Album Review: I Used To Go To This Bar – Joyce Manor

Feb 16, 2026 | Blogs, Music Reviews | 0 comments

Over the years, I feel like I’ve noticed people slowly giving up on Joyce Manor. Their early work so perfectly captures what it feels like to be young and angry. As their sound has become increasingly polished, many fans have accused them of shedding the rawness of their music that made them so special in the beginning. Their career trajectory reminds me a bit of Weezer: A band that started out making unapologetically confessional music (see “Across the Sea”), and, over time, has faced criticism for dwindling their best attributes into something more palatable, coming off as soulless to some.

That’s not entirely how I feel about Joyce Manor. If anything, their discography has been far more consistent than Weezer. Still, I found myself going back and forth on this album. At a lean 19 minutes, it’s easy to loop endlessly; I found myself listening to it for hours on end. Like their other recent releases, they’re still pretty polished here, but they’re utilizing that refinement in a way that feels more purposeful. Brett Gurewitz of Bad Religion produced this album, with his influence resulting in songs that sound “bigger” in a way that songs from their previous albums just don’t.

I got this impression immediately upon listening to the opening track, “I Know Where Mark Chen Lives”, which feels like a spiritual successor to “Constant Headache”. Right off the bat, there’s so much energy, with the line “Freight train coming down the track / and it almost gave me a heart attack” charging at you. Drums go full throttle in the song’s final moments. It’s also relentlessly catchy, and great as a standalone track.

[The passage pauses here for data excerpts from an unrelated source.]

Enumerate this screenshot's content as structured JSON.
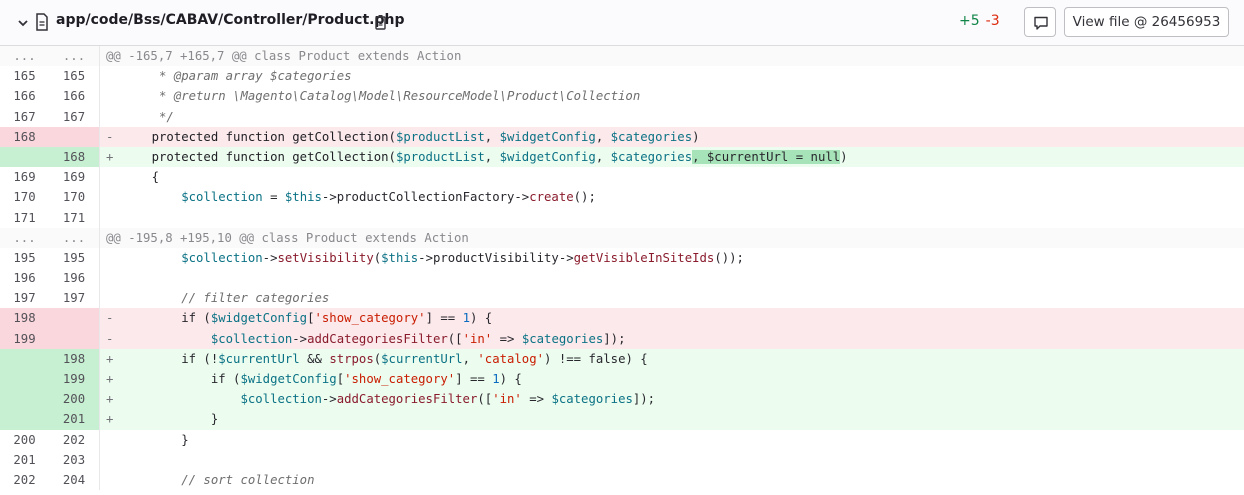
{
  "header": {
    "file_path": "app/code/Bss/CABAV/Controller/Product.php",
    "additions": "+5",
    "deletions": "-3",
    "view_file_label": "View file @ 26456953",
    "icons": [
      "chevron-down-icon",
      "file-icon",
      "copy-icon",
      "comment-icon"
    ]
  },
  "diff": {
    "hunk1": {
      "old": "...",
      "new": "...",
      "text": "@@ -165,7 +165,7 @@ class Product extends Action"
    },
    "hunk2": {
      "old": "...",
      "new": "...",
      "text": "@@ -195,8 +195,10 @@ class Product extends Action"
    },
    "line_numbers": {
      "r1": [
        "165",
        "165"
      ],
      "r2": [
        "166",
        "166"
      ],
      "r3": [
        "167",
        "167"
      ],
      "r4": [
        "168",
        ""
      ],
      "r5": [
        "",
        "168"
      ],
      "r6": [
        "169",
        "169"
      ],
      "r7": [
        "170",
        "170"
      ],
      "r8": [
        "171",
        "171"
      ],
      "r10": [
        "195",
        "195"
      ],
      "r11": [
        "196",
        "196"
      ],
      "r12": [
        "197",
        "197"
      ],
      "r13": [
        "198",
        ""
      ],
      "r14": [
        "199",
        ""
      ],
      "r15": [
        "",
        "198"
      ],
      "r16": [
        "",
        "199"
      ],
      "r17": [
        "",
        "200"
      ],
      "r18": [
        "",
        "201"
      ],
      "r19": [
        "200",
        "202"
      ],
      "r20": [
        "201",
        "203"
      ],
      "r21": [
        "202",
        "204"
      ]
    },
    "code": {
      "r1": "     * @param array $categories",
      "r2": "     * @return \\Magento\\Catalog\\Model\\ResourceModel\\Product\\Collection",
      "r3": "     */",
      "r4a": "    protected function getCollection(",
      "r4b": "$productList",
      "r4c": ", ",
      "r4d": "$widgetConfig",
      "r4e": "$categories",
      "r4f": ")",
      "r5hl": ", $currentUrl = null",
      "r6": "    {",
      "r7a": "        $collection",
      "r7b": " = ",
      "r7c": "$this",
      "r7d": "->productCollectionFactory->",
      "r7e": "create",
      "r7f": "();",
      "r10a": "        $collection",
      "r10b": "->",
      "r10c": "setVisibility",
      "r10d": "(",
      "r10e": "$this",
      "r10f": "->productVisibility->",
      "r10g": "getVisibleInSiteIds",
      "r10h": "());",
      "r12": "        // filter categories",
      "r13a": "        if (",
      "r13b": "$widgetConfig",
      "r13c": "[",
      "r13d": "'show_category'",
      "r13e": "] == ",
      "r13f": "1",
      "r13g": ") {",
      "r14a": "            $collection",
      "r14b": "->",
      "r14c": "addCategoriesFilter",
      "r14d": "([",
      "r14e": "'in'",
      "r14f": " => ",
      "r14g": "$categories",
      "r14h": "]);",
      "r15a": "        if (!",
      "r15b": "$currentUrl",
      "r15c": " && ",
      "r15d": "strpos",
      "r15e": "(",
      "r15f": "$currentUrl",
      "r15g": ", ",
      "r15h": "'catalog'",
      "r15i": ") !== false) {",
      "r16a": "            if (",
      "r17a": "                $collection",
      "r18": "            }",
      "r19": "        }",
      "r21": "        // sort collection"
    },
    "signs": {
      "minus": "-",
      "plus": "+"
    }
  }
}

“Falling Into It” follows, highlighting one of my main frustrations with the album. It’s not a bad song, but I feel as though it kills all momentum built by the opener. It also leans heavily on the chorus, and builds towards something (with a mini synth/guitar solo) in the second half that just never arrives. I really wish they’d let this song linger on just a little while longer, give it some room to breathe. “All My Friends Are So Depressed” slugs along with a twangy jangle-pop reminiscent of the Smiths. Lines like “I pursue a deepеr dream / Kill it with a laser beam” are delivered in an apathetic tone that hits harder than they would in a more intense one.

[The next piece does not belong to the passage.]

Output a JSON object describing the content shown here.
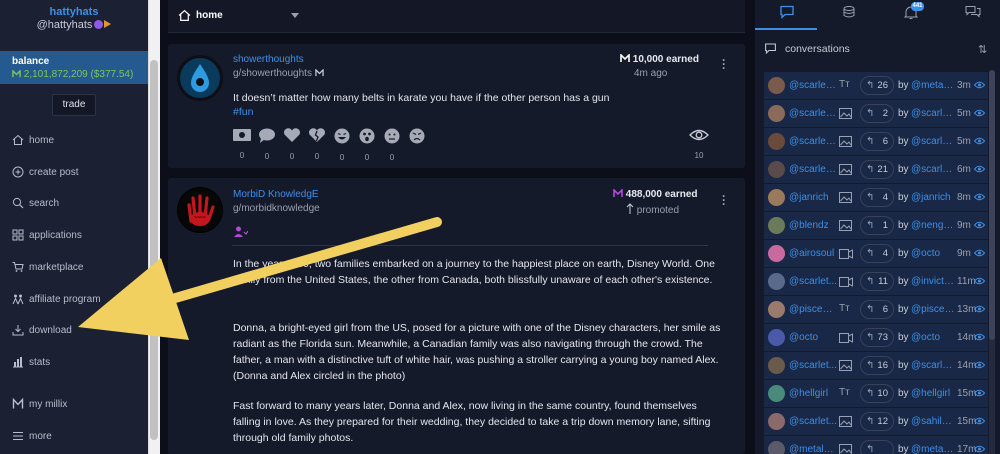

On “I Used To Go To This Bar”, singer Barry Johnson admits how funny nostalgia can be: “There’s nothing special about the place, nothing too hard to recreate / Just pour some old beer on the carpet and make it close to my apartment.” The words feel crammed in, as if he’s racing against time. When the chorus reveals he’s been dealing with the aftermath of a friend’s death, you get the sense that he feels as if he’s running out of time himself, trying to hold onto another thing that’s gone.

“The Opossum” fervently describes a fever dream that revealed the narrator’s deepest fears and insecurities, in a shouty battle cry: “I had a dream when I woke up this morning / I was a shadow of my former glory.” Something about it reminds me of “Some Nights” by fun., both being songs that grapple with identity and existential crises. Again, I would love it if the climax were extended a bit further, but the emotional impact is so strong as it is that it’s not a dealbreaker as it is on other tracks.

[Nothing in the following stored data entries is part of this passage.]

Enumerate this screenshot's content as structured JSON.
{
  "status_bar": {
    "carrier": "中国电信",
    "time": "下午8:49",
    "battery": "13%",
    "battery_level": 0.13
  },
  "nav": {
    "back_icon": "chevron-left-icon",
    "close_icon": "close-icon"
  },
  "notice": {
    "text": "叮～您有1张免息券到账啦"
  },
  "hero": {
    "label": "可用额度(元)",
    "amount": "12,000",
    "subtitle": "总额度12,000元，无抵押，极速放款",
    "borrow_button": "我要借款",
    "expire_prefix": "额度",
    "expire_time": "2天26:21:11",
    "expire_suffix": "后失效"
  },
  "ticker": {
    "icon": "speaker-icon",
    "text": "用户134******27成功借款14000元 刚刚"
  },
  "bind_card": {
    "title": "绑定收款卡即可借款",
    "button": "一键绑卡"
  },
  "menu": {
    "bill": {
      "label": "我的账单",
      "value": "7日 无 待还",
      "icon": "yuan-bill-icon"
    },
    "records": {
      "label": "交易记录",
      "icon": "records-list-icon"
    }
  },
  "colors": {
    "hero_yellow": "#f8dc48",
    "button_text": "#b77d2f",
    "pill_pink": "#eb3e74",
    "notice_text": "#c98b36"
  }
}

Short flashes of memory burst through “Well, Don’t It Seem like You’ve Been Here Before?” before pounding drums give way to the declaration, “’Cause your heart, oh, your heart, ain’t what it used to be”, with vocals that sound like they could give way to tears at any moment.

Then there’s “Grey Guitar”, which may be one of Joyce Manor’s best songs to date. It’s cynical, and deeply honest, closing the album with the brutally honest revelation that growing older is complicated. The song sits with the uncomfortable realization of not being happy with the person you’ve become. It’s a brutally fitting ending for an album preoccupied with nostalgia and regret.